I re-read the Norwegian wood after the adolescence. I just can't remember where I bought this novel, until I saw the receipt - it is Montreal, and I just realise that I once promised myself to remember a place by a book, like The Boat (Stockholm),  Empire of Illusion (Hong Kong), though they just don't have any connection, and I somehow do not follow this rule in the following years (Because of Kindle, thanks). But it reminds me some trivial incidents in Montreal, the feeling of being solitude, with film cameras, the chilly temperature, paper map, Sunlights in square, and I just got in the book store without knowing what I want, and this book was at the corner side of shelves, with one of several authors I knew at that time. 

Reiko wrote to me several times after Naoko's death. 
The memories would slam against me like the waves of an incoming tide, sweeping my body along to some strange new place - a place where I lived with the dead. There Naoko lived, and I could speak with her and hold her in my arms. Death in that place was not a decisive elements comprising life. There Naoko lived with death inside her. And to me she said,"Don't worry, it's only death . Don't let it bother you."

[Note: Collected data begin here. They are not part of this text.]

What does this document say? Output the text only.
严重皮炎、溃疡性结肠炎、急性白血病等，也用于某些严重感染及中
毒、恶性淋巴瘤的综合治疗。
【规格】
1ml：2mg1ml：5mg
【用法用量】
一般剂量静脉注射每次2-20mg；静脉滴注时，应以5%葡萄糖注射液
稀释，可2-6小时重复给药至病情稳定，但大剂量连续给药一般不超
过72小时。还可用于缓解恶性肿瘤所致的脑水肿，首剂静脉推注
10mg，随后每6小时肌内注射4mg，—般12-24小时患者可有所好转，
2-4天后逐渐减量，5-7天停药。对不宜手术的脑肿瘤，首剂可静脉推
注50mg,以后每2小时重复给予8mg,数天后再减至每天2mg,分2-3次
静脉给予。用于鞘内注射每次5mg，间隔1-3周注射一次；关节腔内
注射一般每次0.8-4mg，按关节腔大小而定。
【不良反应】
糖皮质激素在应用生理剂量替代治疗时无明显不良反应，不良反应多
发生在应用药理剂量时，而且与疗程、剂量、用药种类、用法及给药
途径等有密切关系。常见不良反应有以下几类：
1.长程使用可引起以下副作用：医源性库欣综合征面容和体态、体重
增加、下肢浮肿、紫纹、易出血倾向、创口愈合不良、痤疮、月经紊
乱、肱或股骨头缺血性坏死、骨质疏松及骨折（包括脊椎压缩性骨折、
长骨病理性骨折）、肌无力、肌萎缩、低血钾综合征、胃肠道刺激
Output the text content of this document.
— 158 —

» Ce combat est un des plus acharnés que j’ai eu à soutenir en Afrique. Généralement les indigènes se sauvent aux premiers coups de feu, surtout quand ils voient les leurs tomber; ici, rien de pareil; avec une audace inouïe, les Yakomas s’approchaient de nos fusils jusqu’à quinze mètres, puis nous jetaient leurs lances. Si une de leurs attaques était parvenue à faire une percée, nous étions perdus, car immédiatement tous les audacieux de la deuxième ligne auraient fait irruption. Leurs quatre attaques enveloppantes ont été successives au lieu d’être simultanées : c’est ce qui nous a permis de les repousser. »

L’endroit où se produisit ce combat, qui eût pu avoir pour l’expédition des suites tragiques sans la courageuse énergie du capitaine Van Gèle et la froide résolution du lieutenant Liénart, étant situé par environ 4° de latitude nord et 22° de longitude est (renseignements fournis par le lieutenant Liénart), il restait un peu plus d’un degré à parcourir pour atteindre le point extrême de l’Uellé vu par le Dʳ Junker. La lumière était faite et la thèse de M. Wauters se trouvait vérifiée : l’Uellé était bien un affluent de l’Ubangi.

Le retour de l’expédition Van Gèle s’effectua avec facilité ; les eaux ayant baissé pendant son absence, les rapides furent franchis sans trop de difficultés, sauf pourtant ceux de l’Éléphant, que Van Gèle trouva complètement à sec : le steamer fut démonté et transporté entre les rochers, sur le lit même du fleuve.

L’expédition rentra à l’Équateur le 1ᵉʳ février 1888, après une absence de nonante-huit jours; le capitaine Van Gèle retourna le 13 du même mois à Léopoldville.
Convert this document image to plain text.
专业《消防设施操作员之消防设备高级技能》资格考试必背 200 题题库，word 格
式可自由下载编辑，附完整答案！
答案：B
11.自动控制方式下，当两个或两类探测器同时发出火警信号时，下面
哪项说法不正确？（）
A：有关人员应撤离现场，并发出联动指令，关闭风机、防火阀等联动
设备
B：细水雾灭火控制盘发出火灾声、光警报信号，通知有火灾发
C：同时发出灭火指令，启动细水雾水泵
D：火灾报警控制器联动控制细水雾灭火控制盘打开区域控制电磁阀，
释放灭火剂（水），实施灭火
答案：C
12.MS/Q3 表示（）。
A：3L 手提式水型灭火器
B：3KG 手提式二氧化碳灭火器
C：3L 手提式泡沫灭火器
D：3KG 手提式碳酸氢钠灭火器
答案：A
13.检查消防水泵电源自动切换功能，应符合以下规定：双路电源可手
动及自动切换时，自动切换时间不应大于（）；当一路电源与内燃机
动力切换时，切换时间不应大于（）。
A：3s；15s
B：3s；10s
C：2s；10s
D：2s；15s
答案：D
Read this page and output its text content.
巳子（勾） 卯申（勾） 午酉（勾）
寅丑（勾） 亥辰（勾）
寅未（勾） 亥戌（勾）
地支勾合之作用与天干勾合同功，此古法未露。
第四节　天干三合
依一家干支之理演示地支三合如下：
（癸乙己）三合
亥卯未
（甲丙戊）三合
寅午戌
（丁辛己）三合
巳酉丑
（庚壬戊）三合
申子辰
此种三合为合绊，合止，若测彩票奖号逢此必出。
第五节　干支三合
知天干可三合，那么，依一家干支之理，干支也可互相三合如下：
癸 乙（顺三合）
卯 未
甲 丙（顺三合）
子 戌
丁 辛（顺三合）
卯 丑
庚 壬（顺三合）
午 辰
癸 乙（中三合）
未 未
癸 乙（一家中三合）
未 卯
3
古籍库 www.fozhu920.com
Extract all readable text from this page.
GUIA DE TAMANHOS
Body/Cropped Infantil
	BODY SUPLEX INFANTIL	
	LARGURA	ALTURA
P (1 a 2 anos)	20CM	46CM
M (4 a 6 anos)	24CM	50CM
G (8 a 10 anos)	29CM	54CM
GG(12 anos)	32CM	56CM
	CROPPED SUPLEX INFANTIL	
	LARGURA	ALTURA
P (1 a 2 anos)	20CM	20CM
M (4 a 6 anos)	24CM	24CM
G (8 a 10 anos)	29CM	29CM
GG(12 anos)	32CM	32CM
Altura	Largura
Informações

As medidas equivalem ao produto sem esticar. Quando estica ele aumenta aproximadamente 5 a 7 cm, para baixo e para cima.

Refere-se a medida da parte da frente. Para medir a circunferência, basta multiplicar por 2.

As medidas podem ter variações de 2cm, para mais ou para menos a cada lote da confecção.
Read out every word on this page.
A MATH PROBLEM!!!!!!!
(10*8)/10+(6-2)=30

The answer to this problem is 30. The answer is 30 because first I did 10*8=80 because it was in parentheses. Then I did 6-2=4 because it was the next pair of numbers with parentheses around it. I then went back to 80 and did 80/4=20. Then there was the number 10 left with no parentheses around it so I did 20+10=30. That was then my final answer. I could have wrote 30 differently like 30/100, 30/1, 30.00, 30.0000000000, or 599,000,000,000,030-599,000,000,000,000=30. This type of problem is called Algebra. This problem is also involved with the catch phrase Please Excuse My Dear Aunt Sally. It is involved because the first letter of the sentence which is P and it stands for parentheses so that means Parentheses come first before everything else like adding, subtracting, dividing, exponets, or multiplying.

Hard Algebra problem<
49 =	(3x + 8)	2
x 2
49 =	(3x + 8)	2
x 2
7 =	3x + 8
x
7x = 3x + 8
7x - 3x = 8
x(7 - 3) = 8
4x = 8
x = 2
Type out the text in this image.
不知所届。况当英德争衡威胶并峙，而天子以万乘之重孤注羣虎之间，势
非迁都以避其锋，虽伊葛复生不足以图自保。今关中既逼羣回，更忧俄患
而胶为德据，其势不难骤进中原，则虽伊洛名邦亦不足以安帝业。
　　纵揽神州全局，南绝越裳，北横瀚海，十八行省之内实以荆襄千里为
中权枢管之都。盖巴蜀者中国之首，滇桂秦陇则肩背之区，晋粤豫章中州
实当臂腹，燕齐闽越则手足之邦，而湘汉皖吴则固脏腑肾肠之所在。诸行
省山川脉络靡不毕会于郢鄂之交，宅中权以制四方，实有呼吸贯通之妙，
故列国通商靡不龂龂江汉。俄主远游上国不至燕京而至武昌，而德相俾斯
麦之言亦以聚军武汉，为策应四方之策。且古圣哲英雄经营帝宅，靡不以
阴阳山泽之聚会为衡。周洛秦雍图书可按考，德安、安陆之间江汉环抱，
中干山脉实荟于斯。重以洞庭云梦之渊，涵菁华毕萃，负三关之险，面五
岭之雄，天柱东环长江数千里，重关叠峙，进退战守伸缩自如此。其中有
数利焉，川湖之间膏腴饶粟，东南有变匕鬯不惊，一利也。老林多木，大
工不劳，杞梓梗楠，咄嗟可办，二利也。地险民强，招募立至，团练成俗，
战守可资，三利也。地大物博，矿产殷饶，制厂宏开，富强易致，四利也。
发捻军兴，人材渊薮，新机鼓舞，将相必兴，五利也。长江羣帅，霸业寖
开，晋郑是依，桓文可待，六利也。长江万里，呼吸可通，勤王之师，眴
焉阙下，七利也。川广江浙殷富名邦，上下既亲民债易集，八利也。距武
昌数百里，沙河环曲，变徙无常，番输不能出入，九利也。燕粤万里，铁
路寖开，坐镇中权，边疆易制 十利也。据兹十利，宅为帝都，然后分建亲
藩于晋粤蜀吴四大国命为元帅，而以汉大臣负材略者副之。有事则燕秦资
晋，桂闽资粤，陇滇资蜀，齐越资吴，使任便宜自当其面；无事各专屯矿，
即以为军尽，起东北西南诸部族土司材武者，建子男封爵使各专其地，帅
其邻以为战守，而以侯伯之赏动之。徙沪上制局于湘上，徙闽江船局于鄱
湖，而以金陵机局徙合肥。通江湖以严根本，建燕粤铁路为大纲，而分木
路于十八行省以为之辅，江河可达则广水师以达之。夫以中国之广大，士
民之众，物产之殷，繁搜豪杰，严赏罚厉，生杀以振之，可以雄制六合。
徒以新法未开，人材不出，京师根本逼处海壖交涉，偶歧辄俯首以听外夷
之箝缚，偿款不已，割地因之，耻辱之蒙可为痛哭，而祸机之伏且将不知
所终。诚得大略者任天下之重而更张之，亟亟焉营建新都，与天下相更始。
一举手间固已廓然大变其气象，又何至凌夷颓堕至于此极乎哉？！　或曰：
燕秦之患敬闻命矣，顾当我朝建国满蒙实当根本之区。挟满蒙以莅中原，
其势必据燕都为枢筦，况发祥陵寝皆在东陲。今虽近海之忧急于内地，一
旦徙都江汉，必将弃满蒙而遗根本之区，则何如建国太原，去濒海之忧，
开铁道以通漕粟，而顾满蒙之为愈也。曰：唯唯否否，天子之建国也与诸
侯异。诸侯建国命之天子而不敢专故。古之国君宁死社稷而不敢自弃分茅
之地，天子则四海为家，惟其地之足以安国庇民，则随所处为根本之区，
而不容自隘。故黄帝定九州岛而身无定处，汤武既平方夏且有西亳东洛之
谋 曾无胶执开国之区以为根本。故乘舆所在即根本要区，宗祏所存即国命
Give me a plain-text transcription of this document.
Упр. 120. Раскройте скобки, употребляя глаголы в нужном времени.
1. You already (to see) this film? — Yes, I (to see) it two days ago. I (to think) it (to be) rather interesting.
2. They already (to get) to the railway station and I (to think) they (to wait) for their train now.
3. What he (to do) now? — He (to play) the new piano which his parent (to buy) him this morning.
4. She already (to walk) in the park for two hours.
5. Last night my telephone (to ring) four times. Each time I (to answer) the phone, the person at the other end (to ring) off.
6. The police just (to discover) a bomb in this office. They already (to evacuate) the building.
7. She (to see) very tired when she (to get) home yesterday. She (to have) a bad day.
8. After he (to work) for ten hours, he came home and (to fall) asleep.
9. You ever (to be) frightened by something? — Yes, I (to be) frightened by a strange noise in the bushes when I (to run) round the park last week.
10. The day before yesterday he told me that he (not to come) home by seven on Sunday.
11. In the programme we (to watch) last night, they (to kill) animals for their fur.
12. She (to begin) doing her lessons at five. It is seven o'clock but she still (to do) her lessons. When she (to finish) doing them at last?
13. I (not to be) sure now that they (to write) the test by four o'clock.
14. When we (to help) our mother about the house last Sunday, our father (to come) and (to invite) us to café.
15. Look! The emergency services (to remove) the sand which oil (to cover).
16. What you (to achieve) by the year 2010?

I felt no sadness in that strange place. Death was death, Naoko was Naoko. "What's the problem?" she asked me with a bashful smile. "I'm here, aren't I?" Her familiar little gestures soothed my heart and gave me healing. "If this is death," I thought to myself, "then death is not so bad." "It's true," said Nako, "death is nothing much. It's just death. Things are so easy for me here." Naoko spoke to me in the spaces between the crashing of the dark waves. 

Eventually, though, the tide would pull back, and I would be left on the beach alone. Powerless, I could go no where; sorrow it self would envelope me in deep darkness until the tears came. I felt less that I was crying than that the tears were simply oozing out of me like perspiration. 

By living our lives, we nurture death. True as this might be, it was only one of the truths we had to learn. What I learned from Naoko's death was this: no truth can cure the sorrow we feel from losing a loved one. No truth, no sincerity, no strength, no kindness can cure that sorrow. All we can do is see it through to the end and learn something from it.